Sialic acid mediated transcriptional modulation of a highly conserved sialometabolism gene cluster in Haemophilus influenzae and its effect on virulence

Abstract

Background: Sialic acid has been shown to be a major virulence determinant in the pathogenesis of otitis media caused by the bacterium Haemophilus influenzae. This study aimed to characterise the expression of genes required for the metabolism of sialic acid and to investigate the role of these genes in virulence.

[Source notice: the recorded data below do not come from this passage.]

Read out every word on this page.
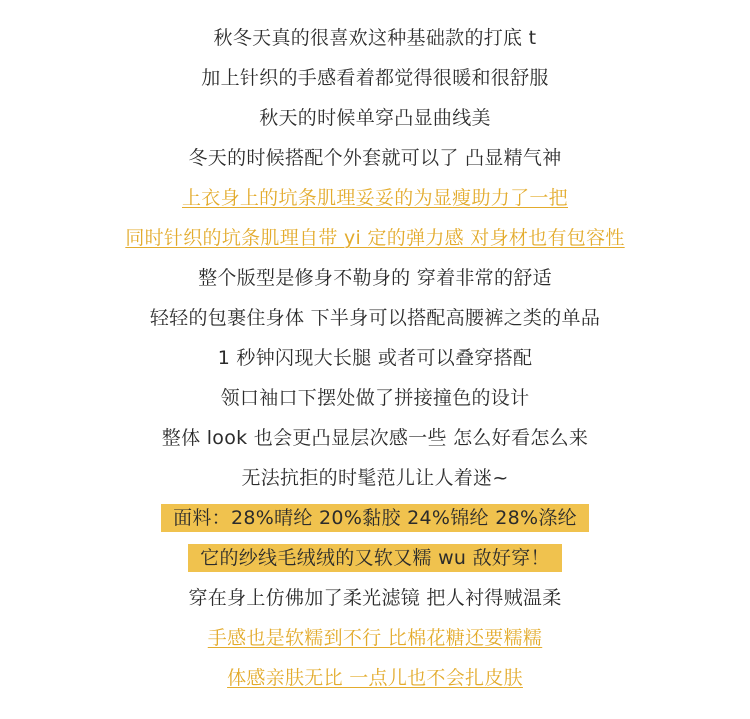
秋冬天真的很喜欢这种基础款的打底 t
加上针织的手感看着都觉得很暖和很舒服
秋天的时候单穿凸显曲线美
冬天的时候搭配个外套就可以了 凸显精气神
上衣身上的坑条肌理妥妥的为显瘦助力了一把
同时针织的坑条肌理自带 yi 定的弹力感 对身材也有包容性
整个版型是修身不勒身的 穿着非常的舒适
轻轻的包裹住身体 下半身可以搭配高腰裤之类的单品
1 秒钟闪现大长腿 或者可以叠穿搭配
领口袖口下摆处做了拼接撞色的设计
整体 look 也会更凸显层次感一些 怎么好看怎么来
无法抗拒的时髦范儿让人着迷~
面料：28%晴纶 20%黏胶 24%锦纶 28%涤纶
它的纱线毛绒绒的又软又糯 wu 敌好穿！
穿在身上仿佛加了柔光滤镜 把人衬得贼温柔
手感也是软糯到不行 比棉花糖还要糯糯
体感亲肤无比 一点儿也不会扎皮肤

Results: Using qRT-PCR, we observed decreased transcriptional activity of genes within a cluster that are required for uptake and catabolism of 5-acetyl neuraminic acid (Neu5Ac), when bacteria were cultured in the presence of the sugar. We show that these uptake and catabolic genes, including a sialic acid regulatory gene (siaR), are highly conserved in the H. influenzae natural population. Mutant strains were constructed for seven of the nine genes and their influence upon LPS sialylation and resistance of the bacteria to the killing effect of normal human serum were assessed. Mutations in the Neu5Ac uptake (TRAP transporter) genes decreased virulence in the chinchilla model of otitis media, but the attenuation was strain dependent. In contrast, mutations in catabolism genes and genes regulating sialic acid metabolism (siaR and crp) did not attenuate virulence.

Conclusion: The commensal and pathogenic behaviour of H. influenzae involves LPS sialylation that can be influenced by a complex regulatory interplay of sialometabolism genes.

Figure 1

The sialometabolism gene cluster of H. influenzae. Indicated are the catabolism and transport groups of genes, each gene is represented by an arrow indicating the direction of transcription. The HI numbers corresponding to the reading frame designation in the strain Rd genome sequence are given above the arrows and the gene names below. 0 indicates the position of the CRP binding sequence.

Figure 2

T-SDS-PAGE analyses of LPS isolated from wild type (wt) strains Rd, 375 and 486 and their respective mutants. Panels (a) and (d) show profiles of LPS without (-) and with (+) neuraminidase treatment. The wt or mutant strains are indicated above each lane. Shown are: panels (a) and (b), strain Rd; panel (c), strain 375; panel (d), strain 486.

Figure 3

Resistance (% survival) of H. influenzae strains to the killing effect of normal human serum. 500 organisms of strain Rd (panel a) or NTHi 486 (panel b) or derived mutants were added to different (doubling) dilutions of pooled human serum; percentage survival of inoculum of bacteria (y-axis) is shown for varying serum concentrations (x-axis). Each point is the averaged result of 3 independently performed experiments, error bars (1 standard deviation) are shown.

Figure 4

Effect of mutation of siaP, siaR and crp on bacterial counts of H. influenzae strains from the middle ear of chinchillas when compared to wild type strains. Animals were inoculated with between 60 and 100 organisms directly into the middle ear bullae. Each data point represents the average number of organisms ml^-1 of exudate or washings from the middle ear for typically four animals at different times (days) following inoculation. Shown are wild type and isogenic strains for: panel (a), NTHi 486; panel (b), Rd; panel (c), NTHi 375. The lower detection limit is a bacterial count of 2.00.

Figure 5

PCR amplification for cDNA of sialometabolism genes from strain Rd showing co-transcripts for adjacent gene pairs. cDNA was made after bacteria were grown in BHI in the presence of sialic acid. RT-PCR products shown are in lane 2, nagA/nagB; lane 3, nagB/nanA; lane 4, nanA/siaR; lane 5, siaR/nanK; lane 6, nanK/nanE; lane 7, siaP/siaQM; lane 8, siaQM/HI0148. Lane 1 shows the 1 kb DNA ladder marker with the 1.6 kb band marked by an arrow.

Figure 6

q-PCR data for sialometabolism genes of H. influenzae. In each panel, the y-axis shows the quantity of mRNA, relative to the frdB control gene, for cDNA from wild type or mutant strains following growth in the presence (+) or absence (-) of exogenous Neu5Ac (x-axis). Shown are: panel (a) siaP; panel (b) nanE; panel (c) siaR. Each value shown below the x axis represents the results from 3 separate experiments utilising independent cDNA and mRNA preparations and each q-PCR reaction was run in triplicate. The error bars indicate the standard deviations derived for the respective data.